Anche il Piccolo Teatro, pur diretto da Claudio Longhi,  che di Ronconi è stato allievo (lo si vede, assistente attento, nel documento sul più bello spettacolo tra i 33 allestiti al Piccolo, Infinities, cinque paradossi scientifici sulla vita), fa giustamente una stagione che cerca anche nei maestri europei e intanto alleva giovani talenti in residenza.

Per la ricorrenza, il direttore artistico, insieme al general manager Lanfranco Li Cauli, ha organizzato un vasto calendario di appuntamenti che d’estate avrà solo una pausa e poi riprenderà in autunno, speriamo col restauro a cura della Cineteca di Bologna del meraviglioso Orlando furioso girato a puntate per Rai3.
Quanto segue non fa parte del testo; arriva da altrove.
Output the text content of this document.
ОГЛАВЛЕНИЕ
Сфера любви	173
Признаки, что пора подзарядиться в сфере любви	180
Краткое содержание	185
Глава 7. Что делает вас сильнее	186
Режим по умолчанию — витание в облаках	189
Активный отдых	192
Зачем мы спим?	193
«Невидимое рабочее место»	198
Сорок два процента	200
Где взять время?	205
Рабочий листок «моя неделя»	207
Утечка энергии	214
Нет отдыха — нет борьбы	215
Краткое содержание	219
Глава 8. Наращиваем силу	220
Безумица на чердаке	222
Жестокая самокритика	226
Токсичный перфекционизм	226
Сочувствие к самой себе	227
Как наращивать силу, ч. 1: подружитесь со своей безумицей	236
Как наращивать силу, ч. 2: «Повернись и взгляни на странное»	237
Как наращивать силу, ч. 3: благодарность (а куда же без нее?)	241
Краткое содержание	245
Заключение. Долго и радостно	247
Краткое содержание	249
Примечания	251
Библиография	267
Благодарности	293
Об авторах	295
La locandina degli eventi farà ampio uso di video, dei film degli spettacoli di Luca, di incontri con i “suoi” attori e attrici impossibili da citare tutti, magari solo la Melato, la Fabbri, la Nuti per arrivare agli ultimi, quelli del suo commiato, La trilogia Lehman, cioè il suo vecchio sodale Massimo de Francovich, la new entry Fabrizio Gifuni, una provata conoscenza, Massimo Popolizio e Fausto Cabra e Fabrizio Falco.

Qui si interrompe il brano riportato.